日本のノーベル賞受賞者は10年後には激減する! データが示す「暗い未来」

研究への公的支援を根本的に見直せ
髙橋 洋一 プロフィール

上図を見ても、日本は、2000年ごろまで論文数シェアを伸ばしていて、世界2位をキープしていたが、今ではこれらの国の中でも4位である。最近は論文数が伸びるどころか減少しており、そのうち韓国にも抜かれてしまうかもしれない。

ノーベル賞受賞対象の研究は、受賞した年から遡って10~30年前くらいに行われていることが多い。

1985年以降、20年以上前の業績を評価されたのは、物理学賞で60%、化学賞で52%、生理学・医学賞で45%となっている。ノーベル賞は存命人物のみを対象としているので、優れた研究をして長生きした人へのご褒美ともいわれている。

いずれにしても、ノーベル賞研究は、過去の功績を十分精査され、研究時期と受賞時期にズレがある。2000年代以降、ノーベル賞受賞が増えたのは、1970年~80年以降の研究が花開いたといえよう。

ニュートリノの思い出

理系出身の筆者は、自然科学が脚光を浴びるのはうれしいが、今回の梶田氏の受賞対象であるニュートリノには官僚時代の思い出がある。

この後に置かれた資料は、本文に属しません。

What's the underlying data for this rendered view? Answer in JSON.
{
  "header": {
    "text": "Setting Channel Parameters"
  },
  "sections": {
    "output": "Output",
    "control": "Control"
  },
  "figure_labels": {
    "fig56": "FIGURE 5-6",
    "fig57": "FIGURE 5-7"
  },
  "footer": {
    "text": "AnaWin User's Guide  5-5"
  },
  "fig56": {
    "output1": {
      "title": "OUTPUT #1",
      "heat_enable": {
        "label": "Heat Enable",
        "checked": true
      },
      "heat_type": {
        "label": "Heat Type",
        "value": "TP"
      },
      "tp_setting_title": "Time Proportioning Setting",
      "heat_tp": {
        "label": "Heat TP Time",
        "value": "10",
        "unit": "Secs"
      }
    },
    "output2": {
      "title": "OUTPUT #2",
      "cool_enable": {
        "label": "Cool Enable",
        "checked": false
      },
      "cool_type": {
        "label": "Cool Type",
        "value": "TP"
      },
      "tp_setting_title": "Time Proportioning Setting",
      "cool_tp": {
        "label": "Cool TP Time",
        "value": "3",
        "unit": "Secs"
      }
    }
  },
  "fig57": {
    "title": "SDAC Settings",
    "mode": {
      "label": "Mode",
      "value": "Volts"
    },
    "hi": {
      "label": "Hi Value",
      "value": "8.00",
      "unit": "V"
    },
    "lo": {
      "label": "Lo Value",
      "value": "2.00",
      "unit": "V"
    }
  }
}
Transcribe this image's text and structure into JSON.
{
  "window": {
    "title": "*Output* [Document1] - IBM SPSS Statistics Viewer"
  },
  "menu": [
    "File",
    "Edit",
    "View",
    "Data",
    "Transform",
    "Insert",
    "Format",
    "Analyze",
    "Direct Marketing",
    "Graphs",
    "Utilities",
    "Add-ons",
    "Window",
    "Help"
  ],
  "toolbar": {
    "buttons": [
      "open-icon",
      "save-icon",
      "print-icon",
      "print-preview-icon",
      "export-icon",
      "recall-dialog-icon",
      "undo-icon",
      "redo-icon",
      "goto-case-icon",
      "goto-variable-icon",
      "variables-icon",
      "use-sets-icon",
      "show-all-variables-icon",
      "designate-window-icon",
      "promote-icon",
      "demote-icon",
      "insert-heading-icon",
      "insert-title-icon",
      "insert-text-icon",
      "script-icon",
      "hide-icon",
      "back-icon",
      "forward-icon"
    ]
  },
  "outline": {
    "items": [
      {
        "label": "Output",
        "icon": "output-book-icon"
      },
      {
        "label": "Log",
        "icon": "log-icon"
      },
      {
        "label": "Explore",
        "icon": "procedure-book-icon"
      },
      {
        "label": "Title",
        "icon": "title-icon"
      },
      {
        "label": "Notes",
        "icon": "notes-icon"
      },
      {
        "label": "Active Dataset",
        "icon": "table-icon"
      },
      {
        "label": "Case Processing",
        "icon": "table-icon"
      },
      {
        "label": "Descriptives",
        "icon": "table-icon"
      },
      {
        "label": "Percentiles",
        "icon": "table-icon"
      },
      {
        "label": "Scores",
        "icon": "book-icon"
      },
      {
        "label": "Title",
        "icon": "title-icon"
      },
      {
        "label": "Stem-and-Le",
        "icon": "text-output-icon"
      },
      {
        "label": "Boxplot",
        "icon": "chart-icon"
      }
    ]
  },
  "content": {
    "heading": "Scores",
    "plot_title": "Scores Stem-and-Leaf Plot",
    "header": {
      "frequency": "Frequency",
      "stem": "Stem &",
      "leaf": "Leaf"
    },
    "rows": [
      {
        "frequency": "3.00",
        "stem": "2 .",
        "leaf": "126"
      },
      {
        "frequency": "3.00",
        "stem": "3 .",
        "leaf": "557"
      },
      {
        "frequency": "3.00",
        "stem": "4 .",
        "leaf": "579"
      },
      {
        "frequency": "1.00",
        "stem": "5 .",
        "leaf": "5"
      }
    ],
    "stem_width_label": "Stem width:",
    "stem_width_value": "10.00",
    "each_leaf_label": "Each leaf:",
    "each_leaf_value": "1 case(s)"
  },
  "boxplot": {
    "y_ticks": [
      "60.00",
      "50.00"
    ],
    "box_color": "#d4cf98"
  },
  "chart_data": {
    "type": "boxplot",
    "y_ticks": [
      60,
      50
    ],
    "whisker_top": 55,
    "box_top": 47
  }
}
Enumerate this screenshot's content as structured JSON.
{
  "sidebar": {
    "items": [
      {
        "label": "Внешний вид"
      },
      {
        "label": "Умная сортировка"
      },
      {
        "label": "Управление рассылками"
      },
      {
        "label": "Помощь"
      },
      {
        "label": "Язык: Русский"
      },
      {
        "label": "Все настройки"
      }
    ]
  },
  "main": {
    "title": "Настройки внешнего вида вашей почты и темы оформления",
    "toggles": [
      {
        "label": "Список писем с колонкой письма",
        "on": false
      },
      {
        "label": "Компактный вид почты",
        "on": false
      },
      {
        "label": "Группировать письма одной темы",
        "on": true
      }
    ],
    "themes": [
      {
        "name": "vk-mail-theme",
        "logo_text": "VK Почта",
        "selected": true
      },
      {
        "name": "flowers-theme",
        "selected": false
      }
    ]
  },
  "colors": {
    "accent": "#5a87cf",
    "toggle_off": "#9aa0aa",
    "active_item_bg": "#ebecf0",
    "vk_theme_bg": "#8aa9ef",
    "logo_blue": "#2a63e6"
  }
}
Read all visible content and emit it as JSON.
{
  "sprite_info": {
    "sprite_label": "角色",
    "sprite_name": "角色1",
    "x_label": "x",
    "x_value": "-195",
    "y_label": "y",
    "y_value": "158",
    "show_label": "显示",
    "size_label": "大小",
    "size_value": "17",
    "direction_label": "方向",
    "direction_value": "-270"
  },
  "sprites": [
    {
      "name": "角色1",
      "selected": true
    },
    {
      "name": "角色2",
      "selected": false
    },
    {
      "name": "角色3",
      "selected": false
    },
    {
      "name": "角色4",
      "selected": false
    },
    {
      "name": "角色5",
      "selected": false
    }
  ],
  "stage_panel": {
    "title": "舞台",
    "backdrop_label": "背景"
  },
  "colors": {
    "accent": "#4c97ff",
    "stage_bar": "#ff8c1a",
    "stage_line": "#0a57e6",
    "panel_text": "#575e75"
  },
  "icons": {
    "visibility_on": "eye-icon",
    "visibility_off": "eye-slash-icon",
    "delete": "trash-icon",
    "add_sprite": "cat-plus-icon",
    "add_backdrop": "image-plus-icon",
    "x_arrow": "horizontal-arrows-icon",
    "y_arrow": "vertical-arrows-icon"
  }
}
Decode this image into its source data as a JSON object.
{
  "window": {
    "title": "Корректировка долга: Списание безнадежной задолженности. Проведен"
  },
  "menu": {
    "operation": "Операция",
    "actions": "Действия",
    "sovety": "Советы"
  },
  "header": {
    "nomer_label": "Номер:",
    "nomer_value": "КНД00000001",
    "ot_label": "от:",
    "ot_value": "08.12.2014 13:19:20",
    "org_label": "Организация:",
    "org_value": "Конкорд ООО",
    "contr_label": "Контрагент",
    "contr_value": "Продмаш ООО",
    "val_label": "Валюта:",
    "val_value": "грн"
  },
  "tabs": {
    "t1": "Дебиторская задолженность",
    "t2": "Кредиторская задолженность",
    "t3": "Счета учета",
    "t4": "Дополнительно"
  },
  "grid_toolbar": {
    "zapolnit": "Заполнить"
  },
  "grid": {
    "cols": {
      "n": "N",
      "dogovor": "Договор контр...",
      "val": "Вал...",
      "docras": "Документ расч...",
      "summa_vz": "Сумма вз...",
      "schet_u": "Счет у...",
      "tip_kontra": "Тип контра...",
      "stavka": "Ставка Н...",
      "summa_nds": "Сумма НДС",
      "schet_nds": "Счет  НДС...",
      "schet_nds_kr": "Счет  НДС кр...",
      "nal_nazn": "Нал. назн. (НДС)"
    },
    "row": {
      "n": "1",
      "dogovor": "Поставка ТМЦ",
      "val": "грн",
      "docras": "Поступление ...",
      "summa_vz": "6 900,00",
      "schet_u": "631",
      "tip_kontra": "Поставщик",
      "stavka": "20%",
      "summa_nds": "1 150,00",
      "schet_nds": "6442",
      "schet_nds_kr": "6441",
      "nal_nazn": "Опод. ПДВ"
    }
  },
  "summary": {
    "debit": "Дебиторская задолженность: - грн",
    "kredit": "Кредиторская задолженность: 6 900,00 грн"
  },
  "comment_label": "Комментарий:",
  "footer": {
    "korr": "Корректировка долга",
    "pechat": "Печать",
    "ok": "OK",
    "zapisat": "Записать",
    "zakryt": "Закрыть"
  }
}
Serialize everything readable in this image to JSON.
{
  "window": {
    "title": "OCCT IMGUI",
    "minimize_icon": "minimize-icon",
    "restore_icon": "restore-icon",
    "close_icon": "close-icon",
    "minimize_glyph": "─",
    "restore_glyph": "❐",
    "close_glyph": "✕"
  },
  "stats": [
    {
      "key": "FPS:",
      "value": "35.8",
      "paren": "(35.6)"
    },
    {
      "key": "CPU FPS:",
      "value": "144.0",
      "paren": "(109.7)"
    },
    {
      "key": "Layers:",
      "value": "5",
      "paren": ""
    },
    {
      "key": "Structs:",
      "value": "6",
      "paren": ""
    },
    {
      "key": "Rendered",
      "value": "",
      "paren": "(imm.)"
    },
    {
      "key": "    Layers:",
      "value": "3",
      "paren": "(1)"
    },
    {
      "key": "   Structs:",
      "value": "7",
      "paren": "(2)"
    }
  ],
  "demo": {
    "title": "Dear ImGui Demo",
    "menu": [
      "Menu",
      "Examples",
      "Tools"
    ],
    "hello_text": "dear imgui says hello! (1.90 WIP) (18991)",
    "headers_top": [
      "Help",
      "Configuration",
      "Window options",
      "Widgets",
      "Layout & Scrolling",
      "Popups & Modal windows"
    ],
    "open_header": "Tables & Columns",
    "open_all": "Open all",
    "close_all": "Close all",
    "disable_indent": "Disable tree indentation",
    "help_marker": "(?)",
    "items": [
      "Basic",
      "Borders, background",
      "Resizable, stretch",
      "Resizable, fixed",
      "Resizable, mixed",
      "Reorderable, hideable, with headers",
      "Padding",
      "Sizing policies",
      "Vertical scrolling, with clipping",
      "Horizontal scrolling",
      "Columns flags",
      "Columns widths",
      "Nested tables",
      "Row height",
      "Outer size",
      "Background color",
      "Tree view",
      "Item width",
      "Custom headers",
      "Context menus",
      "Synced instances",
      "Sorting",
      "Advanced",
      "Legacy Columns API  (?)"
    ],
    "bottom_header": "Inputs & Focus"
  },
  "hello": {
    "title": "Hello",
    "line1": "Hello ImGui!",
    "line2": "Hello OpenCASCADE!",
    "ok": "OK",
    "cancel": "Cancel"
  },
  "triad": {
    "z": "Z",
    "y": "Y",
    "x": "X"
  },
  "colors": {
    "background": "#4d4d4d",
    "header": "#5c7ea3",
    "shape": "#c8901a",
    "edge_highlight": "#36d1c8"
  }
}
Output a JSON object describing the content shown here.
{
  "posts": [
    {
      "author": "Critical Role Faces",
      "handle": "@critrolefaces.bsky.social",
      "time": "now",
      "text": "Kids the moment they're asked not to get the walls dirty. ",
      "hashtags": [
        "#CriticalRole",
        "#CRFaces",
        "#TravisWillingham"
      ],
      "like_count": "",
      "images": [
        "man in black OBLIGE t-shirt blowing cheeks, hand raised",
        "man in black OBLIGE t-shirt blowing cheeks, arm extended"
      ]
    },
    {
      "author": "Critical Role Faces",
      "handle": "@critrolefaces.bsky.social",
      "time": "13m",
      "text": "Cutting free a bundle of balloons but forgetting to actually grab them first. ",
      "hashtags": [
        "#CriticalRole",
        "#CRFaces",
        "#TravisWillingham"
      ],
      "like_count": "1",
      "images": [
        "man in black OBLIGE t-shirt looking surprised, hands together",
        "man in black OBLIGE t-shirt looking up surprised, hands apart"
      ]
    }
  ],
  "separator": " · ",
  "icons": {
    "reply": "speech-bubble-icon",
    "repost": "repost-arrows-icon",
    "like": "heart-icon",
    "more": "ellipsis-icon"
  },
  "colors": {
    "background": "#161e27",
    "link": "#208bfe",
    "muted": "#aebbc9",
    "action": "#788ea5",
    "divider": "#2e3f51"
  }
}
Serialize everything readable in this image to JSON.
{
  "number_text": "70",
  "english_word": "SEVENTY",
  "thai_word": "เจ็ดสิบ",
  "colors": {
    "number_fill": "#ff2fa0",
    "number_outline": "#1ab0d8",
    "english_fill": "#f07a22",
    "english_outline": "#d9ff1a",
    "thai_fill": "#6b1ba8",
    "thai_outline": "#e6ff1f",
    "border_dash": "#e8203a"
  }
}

筆者が財務省(旧大蔵省)に入省した直後の1983年ごろ、面白い研究や企業を選んでどこでも出張していいといわれた。科学技術の変化がどのように社会に影響を与えるかを調べてこいという出張命令だった。

今から考えても、それが旧大蔵省の仕事とどう関係するのかよくわからないのだが、とにかくその当時建設中だったカミオカンデ(岐阜県神岡鉱山地下の観測施設)に光電管を納入する浜松ホトニクスを選んだ。

カミオカンデには残念ながら行けなかったが、カミオカンデ建設の目的が、陽子崩壊を観測することだったことは知っていた。

陽子崩壊は、物理学での究極理論である大統一理論(自然界の電磁気力や重力などを統一的に説明する理論)の構築に役立つだろうとの科学雑誌の記事を見て、それに協力する企業はどのようなところなのかと興味をもったのだ。

企業とは利益を追求するものなのに、利益追求とまったく無縁な基礎研究の典型である大統一理論に貢献するというアンバランスが面白かった。

実際、浜松ホトニクスに行った時には、実験に必要な光電管を作る技術が会社の製品にも生かせるというような一般論かと思っていたら、そうした商売の話ではなく、本格的な素粒子論が聞けて面白かった思い出がある。

もちろん、筆者の出張レポートには、理系青年らしく、基礎研究の重要性を書いた記憶がある。